PR do Afeganistão: 10 mil combatentes estrangeiros lutam ao lado dos talibãs

"São os estrangeiros que continuam a matar os afegãos", afirmou Ashraf Ghani, referindo mercenários e membros de grupos extremistas que terão entrado no país. Não espeficou, no entanto, se tal aconteceu antes ou depois da retirada das tropas americanas do território.

DN/Lusa
O presidente do Afganistão, Ashraf Ghani© EPA/Pete Marovich

O Presidente do Afeganistão, Ashraf Ghani, denunciou esta quarta-feira que cerca de 10 mil combatentes estrangeiros, incluindo mercenários e membros de grupos extremistas, entraram no país e estão a lutar ao lado dos talibãs.

Estes combatentes, segundo o chefe de Estado afegão, são membros de redes radicais, de movimentos terroristas transnacionais e de organizações criminosas.

"Estão totalmente mobilizados no apoio aos seus aliados talibãs" no Afeganistão, prosseguiu Ashraf Ghani, mencionando, de forma específica, grupos extremistas paquistaneses.

"São os estrangeiros que continuam a matar os afegãos. Pelo menos 10 mil membros desses grupos, assim como de outros, entraram no nosso país e deram a si próprios o direito de matar os nossos civis inocentes e de provocar distúrbios", acrescentou o governante afegão, durante uma reunião que contou com a presença de vários representantes, incluindo elementos internacionais.

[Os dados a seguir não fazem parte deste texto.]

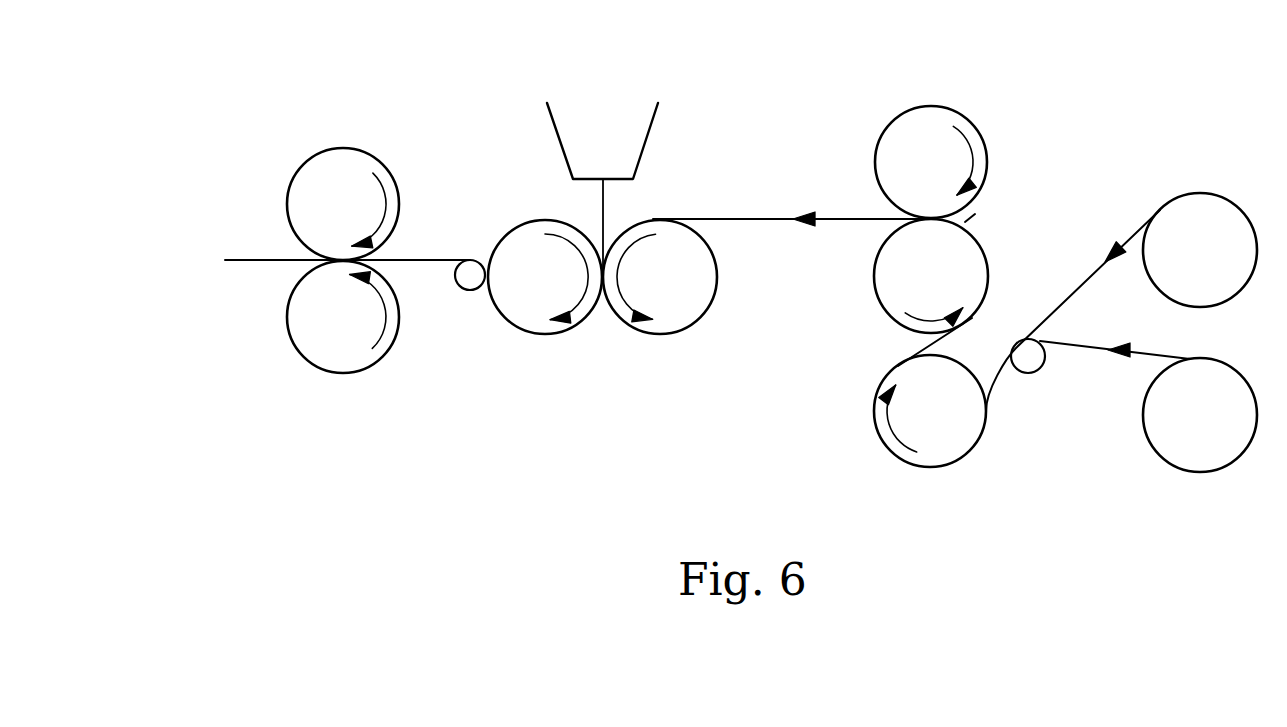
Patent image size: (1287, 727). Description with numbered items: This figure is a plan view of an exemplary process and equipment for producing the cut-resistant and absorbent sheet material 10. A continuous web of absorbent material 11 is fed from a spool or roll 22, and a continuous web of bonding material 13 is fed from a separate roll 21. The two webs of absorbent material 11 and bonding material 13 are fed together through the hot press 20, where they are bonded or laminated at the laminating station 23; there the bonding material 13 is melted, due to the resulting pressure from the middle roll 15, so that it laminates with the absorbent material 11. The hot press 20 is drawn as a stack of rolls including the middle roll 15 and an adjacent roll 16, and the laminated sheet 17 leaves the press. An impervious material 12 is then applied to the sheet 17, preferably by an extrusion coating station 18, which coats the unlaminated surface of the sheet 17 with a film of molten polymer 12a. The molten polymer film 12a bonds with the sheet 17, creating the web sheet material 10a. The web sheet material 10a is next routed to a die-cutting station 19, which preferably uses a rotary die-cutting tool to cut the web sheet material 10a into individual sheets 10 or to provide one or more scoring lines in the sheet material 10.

The sheet material 10 is at (263, 263).
The web sheet material 10a is at (412, 262).
The absorbent material 11 is at (1052, 308).
The impervious material 12 is at (598, 140).
The molten polymer film 12a is at (605, 225).
The bonding material 13 is at (1107, 348).
The middle roll 15 is at (943, 258).
The laminating roller 16 is at (907, 137).
The sheet 17 is at (732, 217).
The extrusion coating station 18 is at (600, 318).
The die-cutting station 19 is at (347, 383).
The hot press 20 is at (966, 248).
The roll 21 is at (1182, 453).
The roll 22 is at (1245, 237).
The laminating station 23 is at (973, 215).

Na mesma reunião, Ashraf Ghani referiu-se ao movimento talibã como "um dos movimentos insurgentes mais ricos do mundo", com ligações à produção e ao tráfico de droga.

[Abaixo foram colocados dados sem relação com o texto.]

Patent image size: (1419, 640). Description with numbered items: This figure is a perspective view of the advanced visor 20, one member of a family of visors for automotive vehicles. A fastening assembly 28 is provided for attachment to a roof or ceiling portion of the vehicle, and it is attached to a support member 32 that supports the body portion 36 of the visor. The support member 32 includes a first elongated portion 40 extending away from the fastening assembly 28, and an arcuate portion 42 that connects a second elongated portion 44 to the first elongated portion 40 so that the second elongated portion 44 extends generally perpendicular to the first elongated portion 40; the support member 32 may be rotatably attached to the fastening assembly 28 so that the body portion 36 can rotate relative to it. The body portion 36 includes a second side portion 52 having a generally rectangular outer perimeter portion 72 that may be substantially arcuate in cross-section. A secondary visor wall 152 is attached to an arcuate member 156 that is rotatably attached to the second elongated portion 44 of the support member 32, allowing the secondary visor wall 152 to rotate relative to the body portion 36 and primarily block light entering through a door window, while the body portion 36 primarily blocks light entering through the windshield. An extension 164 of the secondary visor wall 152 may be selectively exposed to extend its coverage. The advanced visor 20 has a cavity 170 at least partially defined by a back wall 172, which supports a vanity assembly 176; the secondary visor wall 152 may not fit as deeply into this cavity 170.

"Por favor, compreendam que continua a ser uma guerra de redes criminosas e terroristas, e se perdermos essa dimensão e a reduzirmos a uma guerra entre afegãos, estaremos a perder o panorama geral", alertou o Presidente.

E reforçou: "Os talibãs e os aliados estão comprometidos com uma guerra total e estão determinados a impor-se aos afegãos".

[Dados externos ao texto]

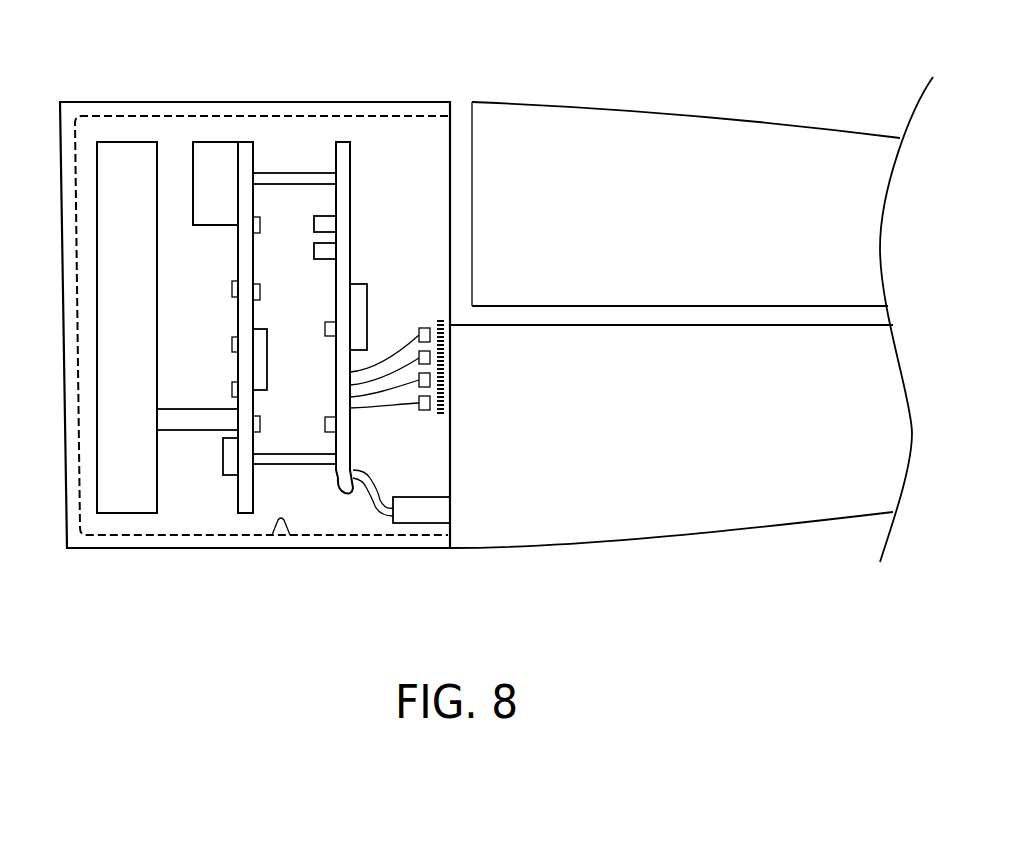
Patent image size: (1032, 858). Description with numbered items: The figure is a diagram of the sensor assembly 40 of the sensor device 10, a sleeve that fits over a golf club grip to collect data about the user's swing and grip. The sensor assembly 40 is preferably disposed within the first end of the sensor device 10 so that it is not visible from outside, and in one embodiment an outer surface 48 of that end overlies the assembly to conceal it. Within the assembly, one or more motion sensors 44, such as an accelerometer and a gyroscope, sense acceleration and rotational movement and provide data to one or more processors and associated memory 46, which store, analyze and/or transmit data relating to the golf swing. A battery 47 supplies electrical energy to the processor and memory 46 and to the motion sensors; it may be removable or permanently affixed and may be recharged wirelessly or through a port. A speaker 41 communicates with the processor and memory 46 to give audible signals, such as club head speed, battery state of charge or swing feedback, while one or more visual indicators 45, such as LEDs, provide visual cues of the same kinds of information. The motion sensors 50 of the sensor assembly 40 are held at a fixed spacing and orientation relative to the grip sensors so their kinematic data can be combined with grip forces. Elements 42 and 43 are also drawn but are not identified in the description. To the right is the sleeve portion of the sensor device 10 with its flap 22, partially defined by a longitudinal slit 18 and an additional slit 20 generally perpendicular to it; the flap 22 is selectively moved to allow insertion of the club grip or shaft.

Desde o início da retirada final das tropas estrangeiras (dos Estados Unidos e da NATO) do território afegão em maio último, e após quase 20 anos de permanência, os talibãs intensificaram as ofensivas em todo o país e conseguiram assumir o controlo de vastas áreas.

Cerca de 125 centros distritais em todo o país e várias passagens fronteiriças estão sob controlo talibã.

Para tentar conter o avanço dos talibãs, o Governo afegão está a trabalhar numa estratégia militar que, segundo Cabul, pretende recuperar território e, ao mesmo tempo, promover a estabilização do país.

"O objetivo da nossa estratégia militar é a estabilização, porque acreditamos firmemente que uma conquista militar não é a solução. Um acordo político é a solução duradoura", garantiu Ashraf Ghani.

"Aqueles que rejeitam a paz devem ser confrontados com uma plena determinação (...), o nosso país está determinado em defender as conquistas dos últimos 20 anos", frisou o governante, argumentando que os talibãs estão a lutar por um "poder monopolista", e não pelo Islão.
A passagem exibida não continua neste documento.